Growing up, I thought my only passion was music, any genre of music; at home, at lessons, at school, with friends, in ensembles, large symphonic groups, playing, conducting, teaching, performing.  In 2005, my wife gave a Nikon D50 camera kit to me, which ignited an immediate passion to capture visual beauty.

The realization that I had always been taking in visual beauty as well as sonic beauty was quite a surprise.  I am still totally enthralled with experiencing beauty in either realm, and I have been working to improve my skills in photography.

In my experience, the journey to master photography is like learning to play the piano – it takes many hours to arrive at some sort of mastery level.  The humbling part is that after attaining mastery in music, one must continue to daily practice a minimum of 7 hours per day to remain at the top of their technique.  

Photography appears to have the same sort of continuing demand: mastering the mechanics of the camera, mastering field practice, mastering image capture, and mastering software.  So, photography also fits into my life goal, to help people experience artistic creation; however, in photography I have only begun.

How “Swaddling Petals” came to be.

“Swaddling Petals” © Daniel Johnson

One summer morning a bright gold Julia Child rose was blooming in our backyard.
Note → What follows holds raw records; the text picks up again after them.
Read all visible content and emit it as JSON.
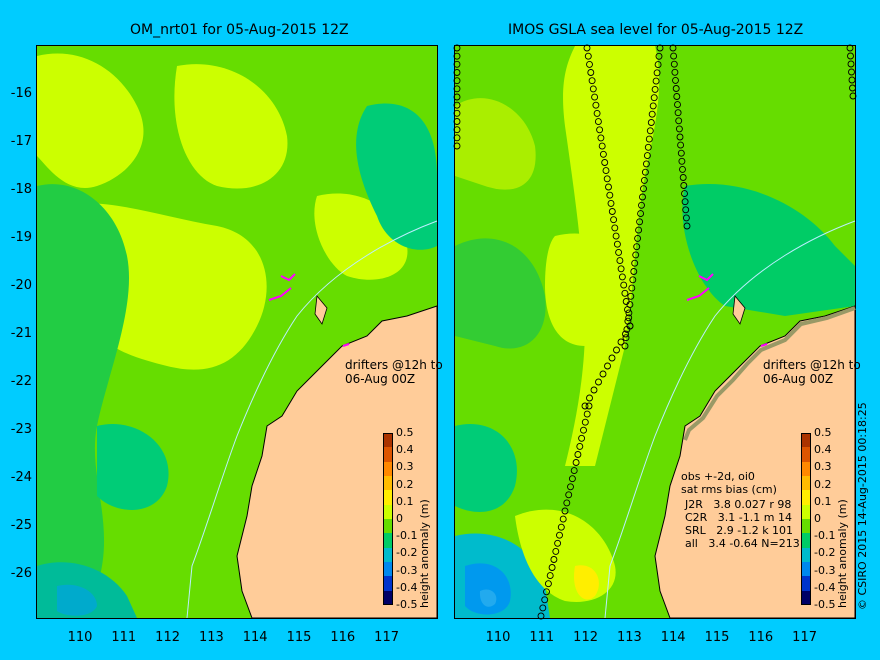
{
  "left_panel": {
    "title": "OM_nrt01 for 05-Aug-2015 12Z",
    "drifters_note": "drifters @12h to\n06-Aug 00Z"
  },
  "right_panel": {
    "title": "IMOS GSLA sea level  for 05-Aug-2015 12Z",
    "drifters_note": "drifters @12h to\n06-Aug 00Z",
    "stats_header": "obs +-2d, oi0\nsat rms bias (cm)",
    "stats_rows": [
      "J2R   3.8 0.027 r 98",
      "C2R   3.1 -1.1 m 14",
      "SRL   2.9 -1.2 k 101",
      "all   3.4 -0.64 N=213"
    ]
  },
  "y_ticks": [
    "-16",
    "-17",
    "-18",
    "-19",
    "-20",
    "-21",
    "-22",
    "-23",
    "-24",
    "-25",
    "-26"
  ],
  "x_ticks": [
    "110",
    "111",
    "112",
    "113",
    "114",
    "115",
    "116",
    "117"
  ],
  "colorbar": {
    "label": "height anomaly (m)",
    "ticks": [
      "0.5",
      "0.4",
      "0.3",
      "0.2",
      "0.1",
      "0",
      "-0.1",
      "-0.2",
      "-0.3",
      "-0.4",
      "-0.5"
    ],
    "colors": [
      "#aa3300",
      "#dd5500",
      "#ff8800",
      "#ffbb00",
      "#ffee00",
      "#ccff00",
      "#66dd00",
      "#00cc66",
      "#00bbcc",
      "#0088ee",
      "#0033cc",
      "#000066"
    ]
  },
  "credit": "© CSIRO 2015   14-Aug-2015 00:18:25",
  "colors": {
    "background": "#00ccff",
    "land": "#ffcc99",
    "drifter": "#ff00ff"
  }
}
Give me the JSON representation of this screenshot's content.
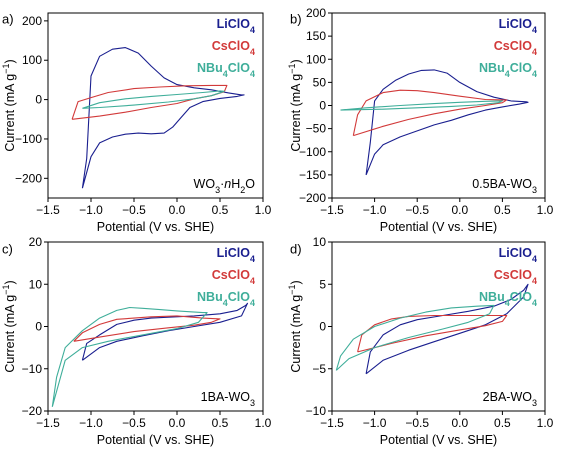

I captured it with a Nikkor 28-300 zoom lens on a Nikon D600 Camera; f-stop was at 5.6 at 1/320 of a second, focal length was at 210 mm, ISO was at 400. No flash or additional lighting was used.  The beauty of the image was simply the almost perfect blossom, so the image was cropped to omit extraneous foliage.  

After going through normal workflow in LR, a challenge of sunlight coming through 3 of the outer leaves became problematic.  Numerous efforts were made to blend the sunlight spots on the petals but failed. I then cropped the image further and transferred it to black and white.  In PS I put the image in Nik Collection Silver Efex 3 and selected the full dynamic – smooth option, then cleaned the interior petal lines of unnecessary pixels. 

This image was part of a 4-image entry group; 3 images merited, and Swaddling Petals was awarded Image Excellence in IPC. The result for the group of four was a ‘Silver Medal’ in 2022 of IPC.